Homi Patel, chairman and chief executive officer of Hartmarx, called the agreement a “very important step in resolving the future of Hartmarx as a continuing enterprise. In this challenging economic environment, at the present time, the Emerisque offer is the best and highest offer we have received and sets a baseline for a transaction to be completed consistent with our [debtor-in-possession] financing agreement.
“However,” he continued, “we will need continuing lender and other stakeholder support to meet the significant challenges of closing this or any alternative transaction.”
The support of Wachovia, now part of Wells Fargo Corp., has been a crucial stumbling block in efforts to restructure Hartmarx, and could prove problematic again as the various parties look to sew up a deal.
The bankrupt firm is seeking approval of bidding procedures for the required court auction to allow for the possibility of better offers. Hartmarx hopes to get approval of Emerisque as stalking horse on June 1. The deadline for new bids is June 25, with the auction scheduled for June 30 at the Chicago offices of Skadden, Arps, Slate, Meagher & Flom, Hartmarx’s bankruptcy counsel. If the deal doesn’t go through, Hartmarx would be responsible for paying Emerisque a $1.65 million break-up fee and reimbursing the London firm for $2 million in expenses.
Emerisque on Wednesday submitted what it termed its “third and final bid in a process which has been lengthy and expensive for all parties” and attached a Thursday expiration date to its offer.
Chicago-based Hartmarx filed for Chapter 11 bankruptcy protection Jan. 23 and, as one of the few remaining domestic producers of union-made tailored clothing, its fight to survive has increasingly been taken up by union officials and lawmakers. The choice of Emerisque should, for now, alleviate concerns about the firm’s future as a going concern with domestic production. The Emerisque bid retains the apparel firm’s brands, most of its factories and employees.

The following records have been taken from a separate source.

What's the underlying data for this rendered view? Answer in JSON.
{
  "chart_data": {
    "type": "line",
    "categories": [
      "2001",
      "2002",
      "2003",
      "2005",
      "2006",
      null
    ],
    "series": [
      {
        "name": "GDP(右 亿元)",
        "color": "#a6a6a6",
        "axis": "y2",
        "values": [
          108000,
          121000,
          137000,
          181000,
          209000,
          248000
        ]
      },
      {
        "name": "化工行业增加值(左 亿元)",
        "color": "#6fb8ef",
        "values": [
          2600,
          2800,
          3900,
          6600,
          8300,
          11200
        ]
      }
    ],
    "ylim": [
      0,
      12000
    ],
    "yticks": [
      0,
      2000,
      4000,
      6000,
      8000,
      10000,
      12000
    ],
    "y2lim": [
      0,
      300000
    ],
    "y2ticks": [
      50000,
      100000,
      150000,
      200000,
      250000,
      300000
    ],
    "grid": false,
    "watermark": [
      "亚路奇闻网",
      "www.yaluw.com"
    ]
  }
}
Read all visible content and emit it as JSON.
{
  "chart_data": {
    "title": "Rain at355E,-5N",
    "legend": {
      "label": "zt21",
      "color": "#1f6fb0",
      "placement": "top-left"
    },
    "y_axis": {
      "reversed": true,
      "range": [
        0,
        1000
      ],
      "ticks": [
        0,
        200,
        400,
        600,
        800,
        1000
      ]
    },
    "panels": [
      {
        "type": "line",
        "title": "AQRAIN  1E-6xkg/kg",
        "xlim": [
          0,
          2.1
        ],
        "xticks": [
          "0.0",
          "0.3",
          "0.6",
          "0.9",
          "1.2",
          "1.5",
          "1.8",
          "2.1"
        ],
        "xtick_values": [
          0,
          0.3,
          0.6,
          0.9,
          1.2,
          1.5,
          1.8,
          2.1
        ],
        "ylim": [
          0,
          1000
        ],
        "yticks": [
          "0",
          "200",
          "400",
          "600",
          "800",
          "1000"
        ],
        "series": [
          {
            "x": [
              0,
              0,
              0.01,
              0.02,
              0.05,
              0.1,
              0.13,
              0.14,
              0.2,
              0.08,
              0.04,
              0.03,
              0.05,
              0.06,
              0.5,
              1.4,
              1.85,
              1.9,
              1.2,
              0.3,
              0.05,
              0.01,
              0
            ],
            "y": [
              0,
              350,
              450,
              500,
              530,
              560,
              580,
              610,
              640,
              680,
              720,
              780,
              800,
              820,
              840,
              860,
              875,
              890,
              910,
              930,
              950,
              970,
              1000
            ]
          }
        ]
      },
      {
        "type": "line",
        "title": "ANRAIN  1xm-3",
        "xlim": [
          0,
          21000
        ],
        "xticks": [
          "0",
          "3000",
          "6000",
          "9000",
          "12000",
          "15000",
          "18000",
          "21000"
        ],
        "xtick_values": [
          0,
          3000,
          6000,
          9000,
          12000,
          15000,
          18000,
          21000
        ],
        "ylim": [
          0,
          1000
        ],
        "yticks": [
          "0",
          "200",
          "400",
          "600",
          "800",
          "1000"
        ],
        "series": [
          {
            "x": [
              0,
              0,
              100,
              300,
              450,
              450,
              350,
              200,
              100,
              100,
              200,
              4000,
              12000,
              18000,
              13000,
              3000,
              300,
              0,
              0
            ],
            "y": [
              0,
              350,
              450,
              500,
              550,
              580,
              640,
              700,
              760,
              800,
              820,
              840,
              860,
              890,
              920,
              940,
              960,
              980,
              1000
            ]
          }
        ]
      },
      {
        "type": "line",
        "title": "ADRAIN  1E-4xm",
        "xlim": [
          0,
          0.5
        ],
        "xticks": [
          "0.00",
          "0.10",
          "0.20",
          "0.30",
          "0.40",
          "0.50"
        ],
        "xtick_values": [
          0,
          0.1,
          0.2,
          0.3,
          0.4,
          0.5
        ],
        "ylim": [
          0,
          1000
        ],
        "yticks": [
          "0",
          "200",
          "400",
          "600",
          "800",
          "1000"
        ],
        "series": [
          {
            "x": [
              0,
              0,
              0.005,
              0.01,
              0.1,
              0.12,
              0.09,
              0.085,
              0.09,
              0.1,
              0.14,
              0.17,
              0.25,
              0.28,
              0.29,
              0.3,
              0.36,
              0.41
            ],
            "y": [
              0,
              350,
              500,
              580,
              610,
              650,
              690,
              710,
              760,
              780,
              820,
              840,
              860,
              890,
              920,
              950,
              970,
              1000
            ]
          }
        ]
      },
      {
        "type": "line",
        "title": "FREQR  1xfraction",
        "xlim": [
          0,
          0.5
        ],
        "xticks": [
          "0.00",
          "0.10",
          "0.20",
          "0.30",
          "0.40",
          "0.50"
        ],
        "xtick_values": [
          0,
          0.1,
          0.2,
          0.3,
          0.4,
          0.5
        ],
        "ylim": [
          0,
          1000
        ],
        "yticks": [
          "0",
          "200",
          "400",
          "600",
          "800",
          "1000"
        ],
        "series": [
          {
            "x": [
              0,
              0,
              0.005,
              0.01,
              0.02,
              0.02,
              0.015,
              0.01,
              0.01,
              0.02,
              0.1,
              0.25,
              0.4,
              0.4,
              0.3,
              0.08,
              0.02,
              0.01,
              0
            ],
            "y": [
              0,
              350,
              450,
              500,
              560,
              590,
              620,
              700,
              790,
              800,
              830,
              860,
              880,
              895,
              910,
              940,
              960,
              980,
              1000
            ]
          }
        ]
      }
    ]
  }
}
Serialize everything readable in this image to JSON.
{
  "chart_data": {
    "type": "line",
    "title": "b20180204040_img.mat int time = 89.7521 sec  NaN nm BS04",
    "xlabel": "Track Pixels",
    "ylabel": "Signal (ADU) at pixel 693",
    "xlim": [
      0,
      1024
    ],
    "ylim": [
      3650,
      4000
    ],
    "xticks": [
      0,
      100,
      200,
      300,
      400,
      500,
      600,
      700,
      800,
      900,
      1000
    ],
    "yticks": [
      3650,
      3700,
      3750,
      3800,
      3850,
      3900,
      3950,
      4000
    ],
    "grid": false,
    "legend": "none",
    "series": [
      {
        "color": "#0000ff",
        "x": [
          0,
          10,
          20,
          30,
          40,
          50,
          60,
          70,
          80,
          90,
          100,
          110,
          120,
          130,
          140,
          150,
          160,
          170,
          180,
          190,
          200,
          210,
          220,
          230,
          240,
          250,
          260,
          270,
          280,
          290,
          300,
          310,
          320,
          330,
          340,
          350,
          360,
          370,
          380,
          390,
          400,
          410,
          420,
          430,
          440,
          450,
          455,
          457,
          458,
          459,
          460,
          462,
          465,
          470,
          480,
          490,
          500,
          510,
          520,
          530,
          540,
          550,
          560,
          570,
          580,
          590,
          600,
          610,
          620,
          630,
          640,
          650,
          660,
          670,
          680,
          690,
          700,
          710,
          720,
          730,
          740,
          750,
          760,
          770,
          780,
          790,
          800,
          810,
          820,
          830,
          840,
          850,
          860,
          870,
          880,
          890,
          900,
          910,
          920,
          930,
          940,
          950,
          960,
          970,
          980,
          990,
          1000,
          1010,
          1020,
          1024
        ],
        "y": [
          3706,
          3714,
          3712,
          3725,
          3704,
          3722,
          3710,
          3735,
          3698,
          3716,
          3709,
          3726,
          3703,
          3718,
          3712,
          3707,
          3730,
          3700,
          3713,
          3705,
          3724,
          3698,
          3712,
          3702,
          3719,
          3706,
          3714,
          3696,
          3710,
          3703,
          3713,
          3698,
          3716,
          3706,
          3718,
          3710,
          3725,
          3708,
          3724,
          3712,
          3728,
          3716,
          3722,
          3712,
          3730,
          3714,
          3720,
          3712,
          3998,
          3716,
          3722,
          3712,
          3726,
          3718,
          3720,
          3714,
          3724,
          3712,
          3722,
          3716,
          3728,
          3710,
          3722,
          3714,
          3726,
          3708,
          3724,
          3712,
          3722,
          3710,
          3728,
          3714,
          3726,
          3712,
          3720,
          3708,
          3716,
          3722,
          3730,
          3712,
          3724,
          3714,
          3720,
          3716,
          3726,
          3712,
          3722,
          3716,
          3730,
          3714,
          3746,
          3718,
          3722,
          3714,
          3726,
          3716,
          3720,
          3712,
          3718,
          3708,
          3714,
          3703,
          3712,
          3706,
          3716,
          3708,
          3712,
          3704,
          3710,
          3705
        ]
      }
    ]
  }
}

Wells Fargo/Wachovia, which financed the troubled clothier before and after its Chapter 11 filing, reportedly has leaned toward liquidation of the distressed firm. Recently, the bank noted it’s continued to finance Hartmarx, even though the clothing firm has been unable to pay the $114 million owed to the lenders led by Wells Fargo.
The bank is by no means obligated to support the stalking horse bidder. Some close to the sale process believe Wells Fargo might object to the choice of Emerisque and continue to eye a liquidation of the firm.
According to sources familiar with the bidding process, the bank has placed a higher valuation for certain assets than the bidders. If those valuations are accurate, there is a possibility liquidation would bring in greater value than the $119 million bid on the table. That supposedly is giving the bank impetus to push for a liquidation. However, those sources also said the way the bank arrived at its valuation numbers is based on outdated methods. They believe the valuations fail to take into account the current economic environment and inflate certain projections, including the availability of buyers in a market strung for cash.
The bank, a recipient of the government’s Troubled Assets Relief Program funds, has been the subject of intense political pressure, beginning with Rep. Phil Hare (D., Ill.), who worked in a Hart Schaffner Marx factory in the district he now represents, reaching up to include House Financial Services Committee Chairman Barney Frank (D., Mass.).
A spokeswoman for Wells Fargo declined comment.
Another question that could still affect Hartmarx’s fate is who might come in and bid at the auction. Spencer Hays’ IAC is said to be interested in men’s brands Hart Schaffner Marx and Hickey Freeman. So, too, is a Chicago-based investor group led by designer Joseph Abboud. It is unclear whether New York-based Mistral Equity Partners or Los Angeles-based Yucaipa Cos. would enter the fray again.